Being thrown into the middle of a conflict over such issues "is where the growth is - as an artist, as a human being, as a citizen."
Ruffalo believes his career has so far not suffered from his activism, although he jokes that maybe it is why the Hulk was not included in Marvel's latest film, Captain America: Civil War (2016). "That's the beginning."
Maybe a career backlash will happen at some point, but "I'd have to be incredibly unpopular for people to decide to stop watching the movies I'm in. That's all they care about at the end of the day in Hollywood - ticket sales".
And while certain celebrity activists have been criticised for their stances, he thinks it does help a cause if more famous people are on board.
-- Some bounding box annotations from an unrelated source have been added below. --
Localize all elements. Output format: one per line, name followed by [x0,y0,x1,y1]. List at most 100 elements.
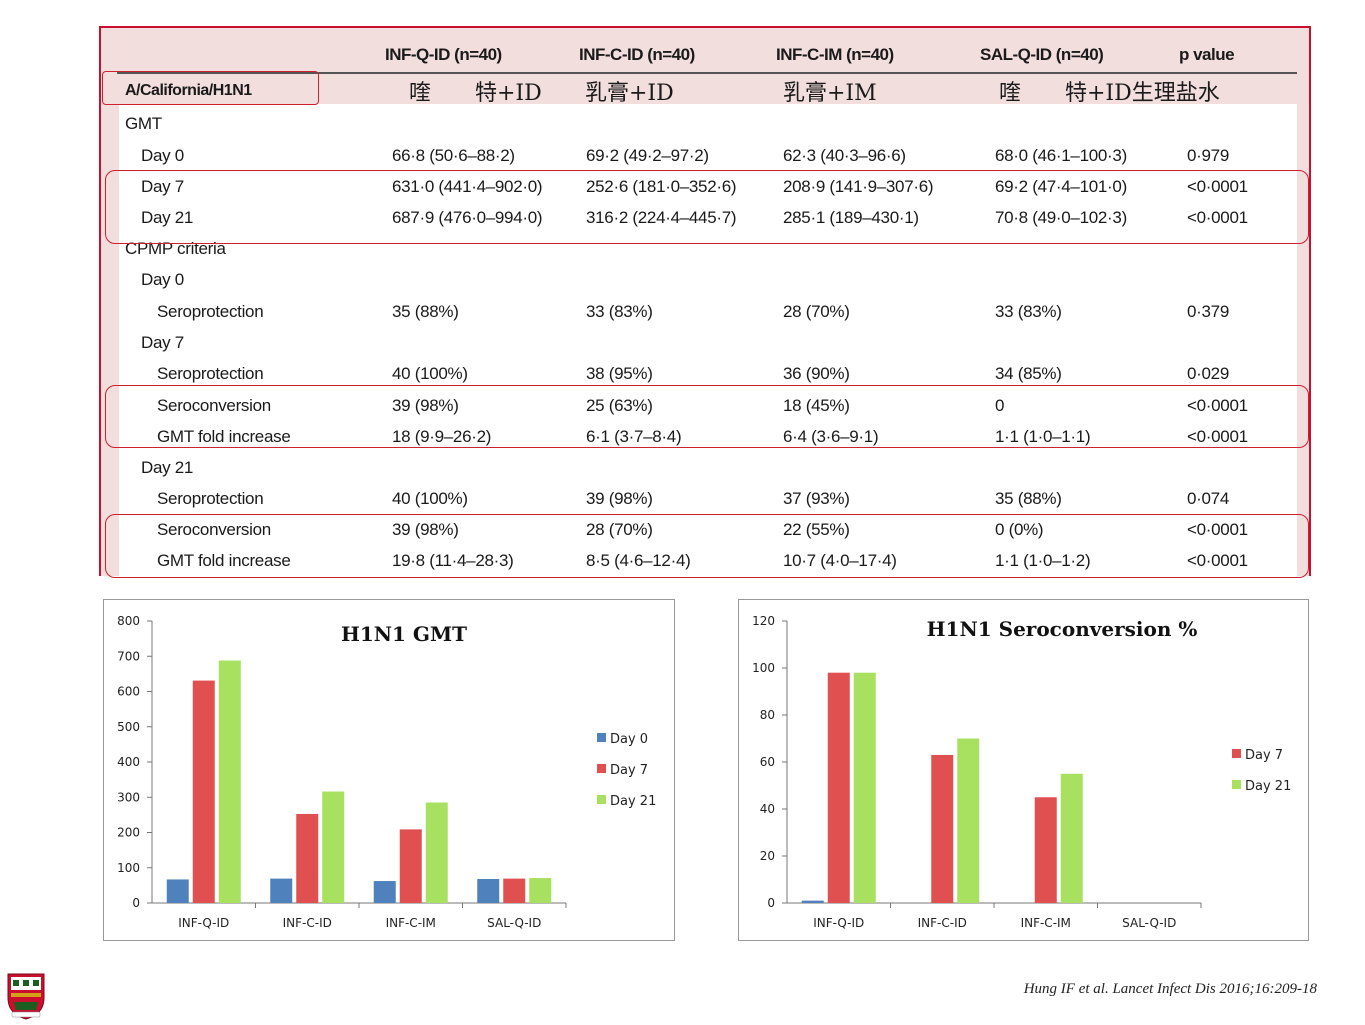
table-cell: 70·8 (49·0–102·3) [995,208,1127,227]
y-tick-label: 40 [760,802,775,816]
row-label: Seroconversion [157,396,271,415]
row-label: GMT fold increase [157,427,291,446]
bar-day-0 [373,881,396,903]
legend-swatch [1232,749,1241,758]
x-tick-label: SAL-Q-ID [1122,916,1176,930]
bar-day-21 [322,791,345,903]
bar-day-0 [166,879,189,903]
chart-plot: 0 100 200 300 400 500 600 700 800 INF-Q-ID INF-C-I… [117,614,567,930]
table-cell: 6·4 (3·6–9·1) [783,427,879,446]
col-header-inf-q-id: INF-Q-ID (n=40) [385,45,502,64]
table-cell: 1·1 (1·0–1·2) [995,551,1091,570]
bar-day-7 [296,813,319,903]
col-header-p-value: p value [1179,45,1235,64]
legend-swatch [1232,780,1241,789]
y-tick-label: 400 [117,755,140,769]
table-cell: 34 (85%) [995,364,1062,383]
table-cell: 69·2 (49·2–97·2) [586,146,709,165]
table-cell: 35 (88%) [392,302,459,321]
row-label: Seroconversion [157,520,271,539]
legend-swatch [597,733,606,742]
table-cell: <0·0001 [1187,551,1248,570]
table-cell: 0·074 [1187,489,1229,508]
table-cell: 39 (98%) [392,396,459,415]
bar-day-7 [399,829,422,903]
legend-label: Day 7 [1245,748,1283,763]
row-label: GMT [125,114,162,133]
chinese-label-1: 喹 特+ID [409,81,542,106]
y-tick-label: 20 [760,849,775,863]
citation: Hung IF et al. Lancet Infect Dis 2016;16… [1023,981,1317,997]
strain-label: A/California/H1N1 [125,82,252,99]
table-cell: 18 (9·9–26·2) [392,427,492,446]
col-header-sal-q-id: SAL-Q-ID (n=40) [980,45,1104,64]
bar-day-7 [1034,797,1057,903]
col-header-inf-c-im: INF-C-IM (n=40) [776,45,894,64]
row-label: Day 0 [141,270,184,289]
seroconversion-chart: 0 20 40 60 80 100 120 INF-Q-ID INF-C-ID INF-C-IM S… [752,614,1291,930]
gmt-chart-panel: 0 100 200 300 400 500 600 700 800 INF-Q-ID INF-C-I… [103,599,675,941]
table-cell: 28 (70%) [783,302,850,321]
table-cell: 19·8 (11·4–28·3) [392,551,514,570]
bar-day-21 [529,878,552,903]
table-cell: 25 (63%) [586,396,653,415]
row-label: GMT fold increase [157,551,291,570]
bar-day-0 [270,878,293,903]
row-label: Day 0 [141,146,184,165]
table-cell: 62·3 (40·3–96·6) [783,146,906,165]
row-label: Day 21 [141,208,194,227]
y-tick-label: 300 [117,790,140,804]
bar-day-21 [853,672,876,903]
university-crest-logo [6,972,46,1025]
x-tick-label: INF-C-ID [918,916,967,930]
table-cell: 631·0 (441·4–902·0) [392,177,543,196]
bar-day-7 [931,754,954,903]
table-cell: 37 (93%) [783,489,850,508]
legend-label: Day 21 [1245,779,1291,794]
y-tick-label: 600 [117,685,140,699]
table-cell: 35 (88%) [995,489,1062,508]
table-cell: 6·1 (3·7–8·4) [586,427,682,446]
row-label: Seroprotection [157,364,264,383]
table-cell: 69·2 (47·4–101·0) [995,177,1127,196]
chinese-label-3: 乳膏+IM [783,81,877,106]
table-cell: 33 (83%) [995,302,1062,321]
table-cell: 8·5 (4·6–12·4) [586,551,691,570]
chart-title: H1N1 Seroconversion % [927,617,1198,641]
y-tick-label: 200 [117,826,140,840]
table-cell: 28 (70%) [586,520,653,539]
row-label: Day 21 [141,458,194,477]
table-cell: 22 (55%) [783,520,850,539]
chart-title: H1N1 GMT [341,622,467,646]
table-cell: <0·0001 [1187,427,1248,446]
bar-day-21 [957,738,980,903]
bar-day-7 [192,680,215,903]
table-cell: 68·0 (46·1–100·3) [995,146,1127,165]
x-tick-label: INF-C-IM [1021,916,1071,930]
table-cell: <0·0001 [1187,520,1248,539]
table-cell: 1·1 (1·0–1·1) [995,427,1091,446]
y-tick-label: 100 [752,661,775,675]
header-rule [117,72,1297,74]
table-cell: <0·0001 [1187,177,1248,196]
table-cell: 66·8 (50·6–88·2) [392,146,515,165]
chinese-label-4: 喹 特+ID生理盐水 [999,81,1220,106]
legend-swatch [597,795,606,804]
y-tick-label: 80 [760,708,775,722]
table-cell: 39 (98%) [392,520,459,539]
y-tick-label: 120 [752,614,775,628]
bar-day-7 [827,672,850,903]
table-cell: 33 (83%) [586,302,653,321]
table-cell: 208·9 (141·9–307·6) [783,177,934,196]
chart-plot: 0 20 40 60 80 100 120 INF-Q-ID INF-C-ID INF-C-IM S… [752,614,1202,930]
legend-swatch [597,764,606,773]
table-cell: 0 [995,396,1005,415]
table-cell: 10·7 (4·0–17·4) [783,551,897,570]
bar-day-0 [477,879,500,903]
x-tick-label: INF-Q-ID [813,916,864,930]
table-cell: 40 (100%) [392,364,468,383]
legend-label: Day 21 [610,794,656,809]
bar-day-7 [503,878,526,903]
y-tick-label: 700 [117,649,140,663]
x-tick-label: INF-Q-ID [178,916,229,930]
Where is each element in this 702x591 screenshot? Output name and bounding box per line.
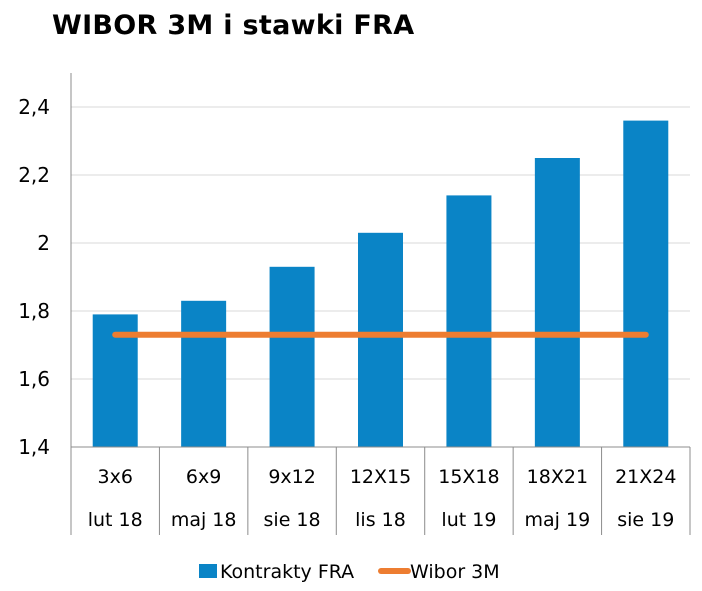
x-tick-label: 18X21	[527, 466, 588, 488]
x-date-label: maj 19	[525, 509, 591, 531]
bar	[269, 266, 315, 447]
x-date-label: lis 18	[355, 509, 406, 531]
y-tick-label: 1,6	[18, 367, 50, 391]
x-date-label: maj 18	[171, 509, 237, 531]
x-tick-label: 15X18	[438, 466, 499, 488]
y-tick-label: 1,4	[18, 435, 50, 459]
bar	[358, 232, 403, 447]
x-tick-label: 3x6	[98, 466, 133, 488]
legend-swatch-fra	[199, 564, 217, 578]
bar	[446, 195, 492, 447]
y-tick-label: 2,4	[18, 95, 50, 119]
y-tick-label: 1,8	[18, 299, 50, 323]
x-tick-label: 6x9	[186, 466, 221, 488]
y-tick-label: 2	[37, 231, 50, 255]
x-date-label: lut 18	[88, 509, 143, 531]
y-tick-label: 2,2	[18, 163, 50, 187]
legend-label-wibor: Wibor 3M	[410, 561, 500, 583]
x-tick-label: 21X24	[615, 466, 676, 488]
x-date-label: lut 19	[441, 509, 496, 531]
chart-title: WIBOR 3M i stawki FRA	[52, 10, 415, 41]
bar	[534, 158, 580, 447]
x-tick-label: 9x12	[268, 466, 316, 488]
x-date-label: sie 18	[264, 509, 321, 531]
bar	[623, 120, 669, 447]
legend-label-fra: Kontrakty FRA	[220, 561, 354, 583]
bar	[181, 300, 227, 447]
x-date-label: sie 19	[617, 509, 674, 531]
x-tick-label: 12X15	[350, 466, 411, 488]
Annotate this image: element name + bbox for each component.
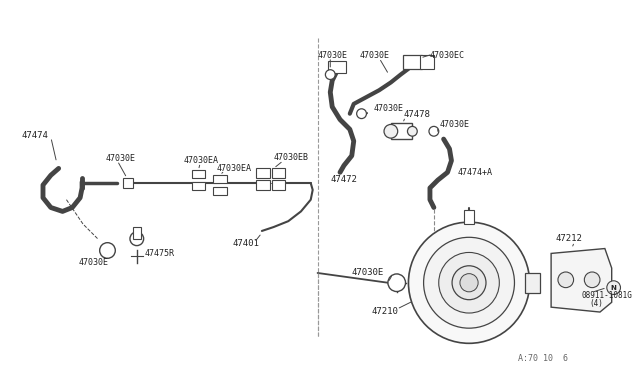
Bar — [191, 182, 205, 190]
Circle shape — [460, 274, 478, 292]
Text: 47210: 47210 — [371, 307, 398, 316]
Bar — [213, 187, 227, 195]
Text: 47030EC: 47030EC — [430, 51, 465, 60]
Circle shape — [424, 237, 515, 328]
Bar — [133, 227, 141, 239]
Polygon shape — [551, 248, 612, 312]
Text: 47472: 47472 — [330, 175, 357, 184]
Bar — [391, 124, 412, 139]
Bar — [464, 211, 474, 224]
Text: 47030EA: 47030EA — [184, 156, 219, 165]
Text: 47030E: 47030E — [106, 154, 136, 163]
Circle shape — [429, 126, 439, 136]
Bar — [123, 178, 133, 188]
Bar — [191, 170, 205, 178]
Circle shape — [558, 272, 573, 288]
Text: 47030E: 47030E — [317, 51, 348, 60]
Text: 08911-1081G: 08911-1081G — [581, 291, 632, 299]
Text: 47478: 47478 — [404, 110, 431, 119]
Text: 47474+A: 47474+A — [458, 169, 492, 177]
Text: 47030E: 47030E — [78, 258, 108, 267]
Bar — [525, 273, 540, 292]
Bar — [271, 169, 285, 178]
Text: 47401: 47401 — [232, 239, 259, 248]
Text: (4): (4) — [589, 299, 603, 308]
Circle shape — [452, 266, 486, 300]
Bar — [420, 55, 434, 69]
Circle shape — [356, 109, 367, 119]
Circle shape — [584, 272, 600, 288]
Text: 47474: 47474 — [22, 131, 49, 140]
Bar — [328, 61, 346, 73]
Text: 47030E: 47030E — [373, 104, 403, 113]
Text: 47475R: 47475R — [145, 248, 175, 257]
Text: 47212: 47212 — [555, 234, 582, 243]
Text: 47030EA: 47030EA — [217, 164, 252, 173]
Text: 47030EB: 47030EB — [274, 153, 308, 162]
Text: 47030E: 47030E — [440, 119, 470, 129]
Circle shape — [607, 281, 621, 295]
Bar — [403, 55, 422, 69]
Text: 47030E: 47030E — [360, 51, 390, 60]
Circle shape — [325, 70, 335, 80]
Text: A:70 10  6: A:70 10 6 — [518, 354, 568, 363]
Circle shape — [408, 222, 530, 343]
Circle shape — [100, 243, 115, 258]
Bar — [256, 180, 269, 190]
Circle shape — [388, 274, 406, 292]
Circle shape — [439, 253, 499, 313]
Bar — [271, 180, 285, 190]
Circle shape — [384, 125, 397, 138]
Bar — [213, 175, 227, 183]
Circle shape — [408, 126, 417, 136]
Circle shape — [130, 232, 143, 246]
Bar — [256, 169, 269, 178]
Text: N: N — [611, 285, 616, 291]
Text: 47030E: 47030E — [352, 268, 384, 277]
"DiCaprio's reach in the world is greater than any politician when you look at the social media reach he has compared to the United Nations or The New York Times."
But he adds that there has been a sustained effort to smear artists over the years. "Starting after the Vietnam War (which ended in 1975), there has been a concerted effort to discredit artists as scumbags, as morally impaired, as being unreliable or having no credibility.
"But people are breaking free of that now, they're starting with baby steps, but I see it everywhere, actors are becoming much more socially involved.
"Once artists find their voice, they have the credibility, they're not beholden to any interests. I think people are becoming emboldened."